CDC Is Searching for Answers to the National Synthetic Marijuana Epidemic

Calling “K2” or “Spice” a synthetic marijuana drug is being generous. In reality, the drug is a manmade chemical cocktail of various psychoactive substances. The chemical mixture is then sprayed onto dried herbs or plant material, giving the drug an appearance similar to botanical cannabis.

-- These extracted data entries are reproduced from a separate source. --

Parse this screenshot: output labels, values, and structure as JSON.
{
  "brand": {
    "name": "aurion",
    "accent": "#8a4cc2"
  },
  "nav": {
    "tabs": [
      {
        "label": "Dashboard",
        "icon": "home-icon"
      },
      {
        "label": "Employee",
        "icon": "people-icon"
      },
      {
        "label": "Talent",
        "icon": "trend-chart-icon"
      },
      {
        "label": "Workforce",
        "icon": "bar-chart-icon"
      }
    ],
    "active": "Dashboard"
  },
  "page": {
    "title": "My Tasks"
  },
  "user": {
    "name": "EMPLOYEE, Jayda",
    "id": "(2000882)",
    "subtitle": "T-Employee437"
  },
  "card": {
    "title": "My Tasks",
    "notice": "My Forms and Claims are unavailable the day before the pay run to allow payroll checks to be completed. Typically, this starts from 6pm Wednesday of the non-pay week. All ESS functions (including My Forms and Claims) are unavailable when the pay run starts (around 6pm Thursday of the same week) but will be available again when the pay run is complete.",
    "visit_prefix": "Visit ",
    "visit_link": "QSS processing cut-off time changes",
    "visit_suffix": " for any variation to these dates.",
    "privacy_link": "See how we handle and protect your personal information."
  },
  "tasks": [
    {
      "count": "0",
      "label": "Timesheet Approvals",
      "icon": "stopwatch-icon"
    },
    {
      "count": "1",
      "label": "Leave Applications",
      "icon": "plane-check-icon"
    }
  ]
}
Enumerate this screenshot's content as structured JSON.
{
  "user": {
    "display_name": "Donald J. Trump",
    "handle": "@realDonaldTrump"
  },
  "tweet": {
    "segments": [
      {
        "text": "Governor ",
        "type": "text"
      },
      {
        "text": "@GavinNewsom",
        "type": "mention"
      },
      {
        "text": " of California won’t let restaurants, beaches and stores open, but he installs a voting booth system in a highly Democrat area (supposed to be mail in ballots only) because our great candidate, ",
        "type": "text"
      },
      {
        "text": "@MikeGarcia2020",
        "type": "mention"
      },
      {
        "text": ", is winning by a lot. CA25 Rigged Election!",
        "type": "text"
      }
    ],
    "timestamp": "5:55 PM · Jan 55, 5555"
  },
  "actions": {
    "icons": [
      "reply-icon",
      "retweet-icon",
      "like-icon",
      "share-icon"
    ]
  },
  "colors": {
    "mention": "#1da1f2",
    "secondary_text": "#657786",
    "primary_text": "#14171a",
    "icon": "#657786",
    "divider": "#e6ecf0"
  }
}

In other words, there’s no cannabis in synthetic marijuana. Far from it, K2 often contains an ad hoc combination of otherwise legal compounds, including chemicals like rat poison and blood thinner. Often those combinations create terrifying and harmful effects, from seizures to loss of consciousness and even uncontrollable bleeding.

Because K2 doesn’t contain anything that’s illegal on its own, the drug is incredibly common. It’s also cheap and easy to obtain, sold in colorful packaging under a variety of names at corner bodegas, gas stations, and smoke shops.

As a result, health workers and law enforcement are searching for solutions to the K2 problem. They’re unsure why overdoses keep going up, especially since cannabis is legal in D.C.

One reason might be the fact that synthetic marijuana generally won’t show up on a drug test. If you have to take a urine test, K2 use likely won’t trigger a positive. So if you’re on probation, or in a job where you’ll have to take a drug test, K2 might be a compelling alternative to natural cannabis.

D.C. Deaths Likely Linked To K2 Overdoses

According to NPR, D.C. Fire and EMS first responders have gone out on 463 calls for suspected K2 overdoses in just 12 days. When responders arrive, they often find groups of people suffering from the same conditions. They’re lethargic. They’re vomiting. And they’re generally zombies, barely conscious.

Of those 463 calls, EMS transported 340 individuals to hospitals for treatments for overdosing on K2. Some of those people died. And while officials haven’t confirmed a cause of death, the Office of the Chief Medical Examiner in D.C. strongly suspects K2 is the culprit.